Monday, November 26, 2012


Mama’s Christmas Pin



     I remember a certain Christmas when I was a child. I’m not sure just how old I was, maybe six or seven. The holiday was fast approaching and gift giving was on my mind. My older brother and I had trudged through the snow down the big hill to the Five and Dime Store in the small Northern Michigan town I grew up in. I can by imagination visualize the scene from that day. I’m sure I had soggy hand knitted mittens hanging from my pockets, stringy blond hair poking out from under a sock hat and rubber boots with metal latches on my cold feet. I recall that I had to stand on my tip toes to see into the big display at the front of the store full of various trinkets marked down to entice thrifty Christmas shoppers looking for stocking stuffers.

     I sorted through many pieces of cheap costume jewelry hunting for the perfect gift for Mama. I wanted the best one. With about fifty cents to spend it narrowed down the choices. But then after much sorting, there it was. It was so beautiful. I had found it, the best one. How shall I describe it? It was an oval shaped pin that was about an inch by an inch and a half with white plastic petals spraying out from the center. At the end of each petal was a small pink glass jewel. On top of that layer was an inner row of smaller delicate petals (also plastic) and then in the very center was a larger pink jewel surrounded by five more pink jewels all encased in plastic settings. To anyone with any fashion sense at all this pin would probably be described in one word, “cheesy”. But to me it was an absolute treasure and my fifty cents would buy it. It may have even been a toy meant for playing dress up I’m not sure.

     I purchased the pin took it home and wrapped it and couldn’t wait for Mama to open it. Christmas morning came and sure enough Mama oohed and ahhhed over the pin. She liked it as much as I did. But that’s not all she did. She wore it. She wore it often. She even wore it out, to work and to church. She wore it proudly as though the stones were diamonds set in gold instead of glass set in plastic.

     After she passed away the pin came back to me. I'm holding it now in my hand. It is still beautiful to me but for different reasons. To treasure the pin in the way that she did was to treasure me.

     We have a heavenly Father who treasures us. Psalms 29:2 says: Give unto the Lord the glory due unto his name; worship the Lord In the beauty of holiness.

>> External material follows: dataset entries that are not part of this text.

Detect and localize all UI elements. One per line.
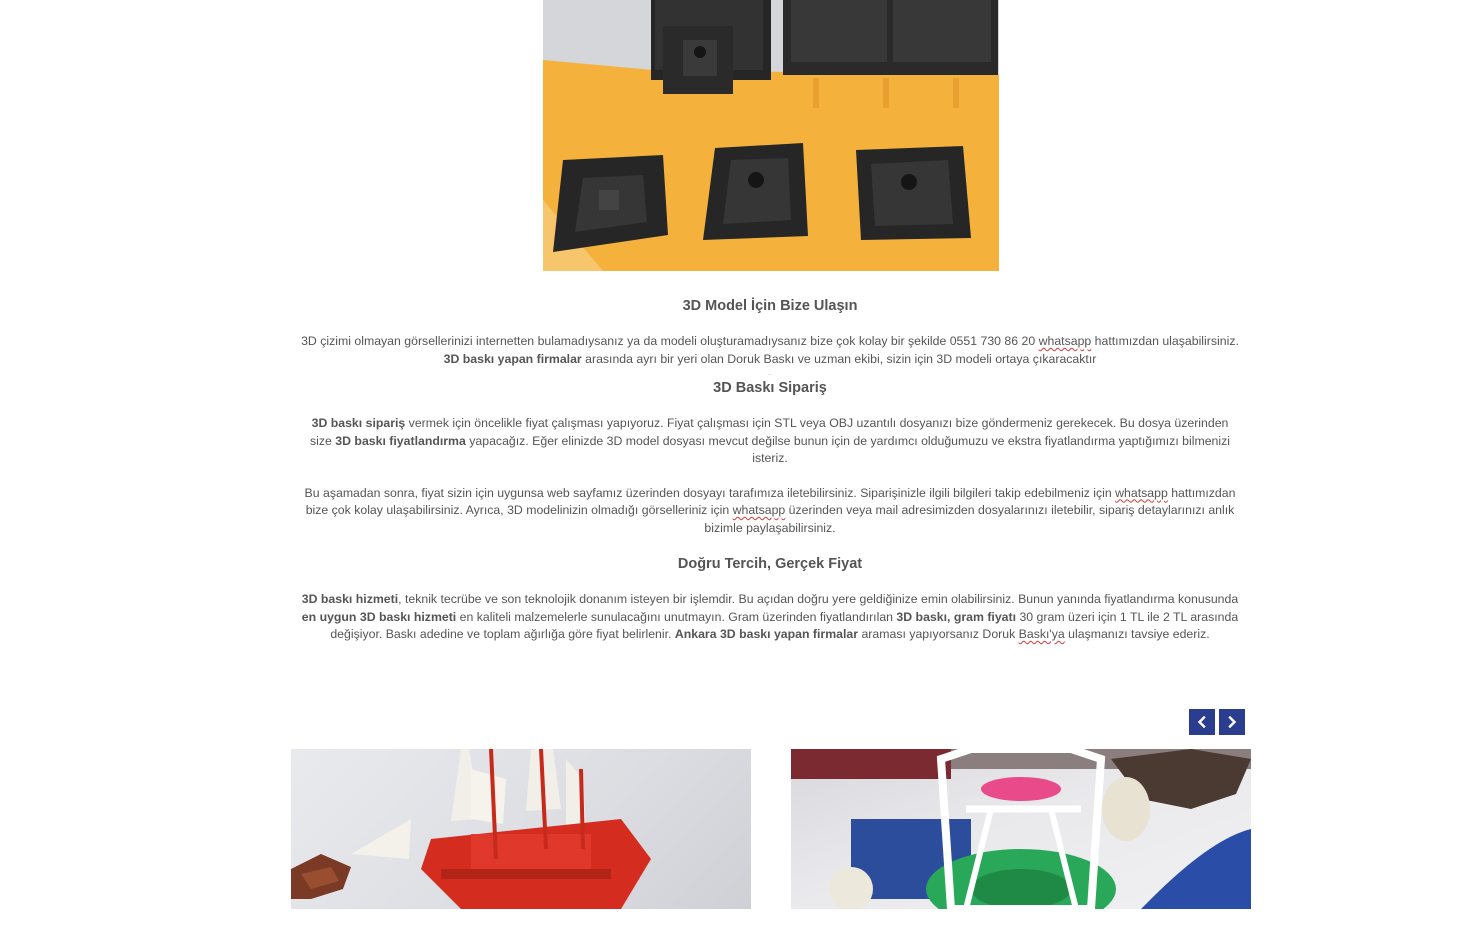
section-heading-order: 3D Baskı Sipariş	[713, 380, 827, 396]
ship-photo	[291, 749, 651, 909]
carousel-nav	[1189, 709, 1245, 735]
chevron-left-icon	[1197, 716, 1206, 728]
carousel-card-ship[interactable]	[291, 749, 751, 909]
section-paragraph-price: 3D baskı hizmeti, teknik tecrübe ve son …	[301, 592, 1239, 641]
carousel-next-button[interactable]	[1219, 709, 1245, 735]
content-area: 3D Model İçin Bize Ulaşın 3D çizimi olma…	[300, 296, 1240, 644]
frame-photo	[791, 749, 1251, 909]
separator-dot: .	[768, 368, 772, 377]
hero-photo	[543, 0, 999, 271]
chevron-right-icon	[1228, 716, 1237, 728]
section-paragraph-order-2: Bu aşamadan sonra, fiyat sizin için uygu…	[304, 485, 1236, 535]
section-heading-price: Doğru Tercih, Gerçek Fiyat	[677, 556, 863, 572]
carousel-prev-button[interactable]	[1189, 709, 1215, 735]
section-heading-model: 3D Model İçin Bize Ulaşın	[682, 298, 858, 314]
section-paragraph-order-1: 3D baskı sipariş vermek için öncelikle f…	[310, 416, 1230, 465]
carousel-card-frame[interactable]	[791, 749, 1251, 909]
section-paragraph-model: 3D çizimi olmayan görsellerinizi interne…	[301, 334, 1239, 366]
hero-photo-illustration	[543, 0, 999, 271]
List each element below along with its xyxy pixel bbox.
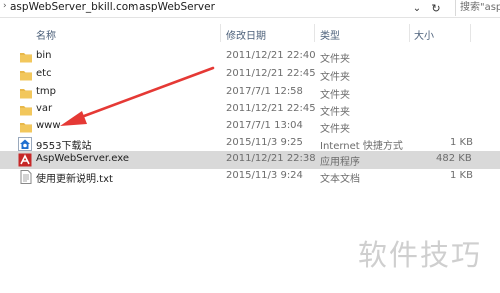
folder-icon <box>20 71 32 81</box>
file-name: bin <box>36 50 52 61</box>
column-divider[interactable] <box>409 24 410 42</box>
file-name: AspWebServer.exe <box>36 153 129 164</box>
breadcrumb-item-aspwebserver[interactable]: aspWebServer <box>139 1 215 13</box>
file-size: 1 KB <box>450 137 473 148</box>
file-size: 1 KB <box>450 170 473 181</box>
column-divider[interactable] <box>314 24 315 42</box>
file-size: 482 KB <box>436 153 472 164</box>
file-row-bin[interactable]: bin 2011/12/21 22:40 文件夹 <box>0 48 500 66</box>
column-type-header[interactable]: 类型 <box>320 27 340 42</box>
file-row-etc[interactable]: etc 2011/12/21 22:45 文件夹 <box>0 66 500 84</box>
column-divider[interactable] <box>470 24 471 42</box>
file-type: 文件夹 <box>320 90 350 101</box>
file-date: 2015/11/3 9:25 <box>226 137 303 148</box>
file-row-www[interactable]: www 2017/7/1 13:04 文件夹 <box>0 118 500 136</box>
folder-icon <box>20 53 32 63</box>
file-type: 应用程序 <box>320 157 360 168</box>
breadcrumb-separator-icon: › <box>130 1 134 11</box>
column-size-header[interactable]: 大小 <box>414 27 434 42</box>
file-date: 2011/12/21 22:45 <box>226 103 316 114</box>
file-type: 文件夹 <box>320 72 350 83</box>
file-type: 文件夹 <box>320 107 350 118</box>
file-name: 使用更新说明.txt <box>36 174 113 185</box>
file-date: 2017/7/1 12:58 <box>226 86 303 97</box>
folder-icon <box>20 89 32 99</box>
file-name: etc <box>36 68 52 79</box>
file-type: Internet 快捷方式 <box>320 141 403 152</box>
watermark: 软件技巧 <box>358 238 483 272</box>
file-row-var[interactable]: var 2011/12/21 22:45 文件夹 <box>0 101 500 119</box>
address-bar[interactable]: › aspWebServer_bkill.com › aspWebServer … <box>0 0 500 18</box>
file-type: 文本文档 <box>320 174 360 185</box>
file-type: 文件夹 <box>320 54 350 65</box>
application-icon <box>18 153 32 167</box>
column-date-header[interactable]: 修改日期 <box>226 27 266 42</box>
folder-icon <box>20 106 32 116</box>
file-name: var <box>36 103 53 114</box>
column-header: 名称 修改日期 类型 大小 <box>0 22 500 44</box>
file-date: 2015/11/3 9:24 <box>226 170 303 181</box>
file-date: 2011/12/21 22:45 <box>226 68 316 79</box>
file-date: 2011/12/21 22:38 <box>226 153 316 164</box>
internet-shortcut-icon <box>18 137 32 151</box>
search-input[interactable]: 搜索"asp <box>455 0 500 16</box>
breadcrumb-separator-icon: › <box>3 1 7 11</box>
column-name-header[interactable]: 名称 <box>36 27 56 42</box>
file-row-readme-txt[interactable]: 使用更新说明.txt 2015/11/3 9:24 文本文档 1 KB <box>0 168 500 186</box>
refresh-icon[interactable]: ↻ <box>428 1 444 16</box>
folder-icon <box>20 123 32 133</box>
breadcrumb-item-aspwebserver-bkill[interactable]: aspWebServer_bkill.com <box>10 1 138 13</box>
file-date: 2017/7/1 13:04 <box>226 120 303 131</box>
file-row-tmp[interactable]: tmp 2017/7/1 12:58 文件夹 <box>0 84 500 102</box>
file-name: tmp <box>36 86 57 97</box>
column-divider[interactable] <box>220 24 221 42</box>
text-document-icon <box>20 170 32 184</box>
file-type: 文件夹 <box>320 124 350 135</box>
file-date: 2011/12/21 22:40 <box>226 50 316 61</box>
chevron-down-icon[interactable]: ⌄ <box>409 1 425 16</box>
file-name: www <box>36 120 61 131</box>
file-row-aspwebserver-exe[interactable]: AspWebServer.exe 2011/12/21 22:38 应用程序 4… <box>0 151 500 169</box>
file-name: 9553下载站 <box>36 141 92 152</box>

My gifts of worship are much like the plastic and glass pin. I have no holiness on my own. But long ago one morning in Bethlehem Town a Savior was born who would carry all my imperfections, all my sin, all my plastic and glass to an old rugged cross and in trade would give to me a robe of righteousness that would turn my plastic and glass worship into the beauty of holiness. God now (because of Jesus Christ) accepts my humble gift of worship as though it were a treasure.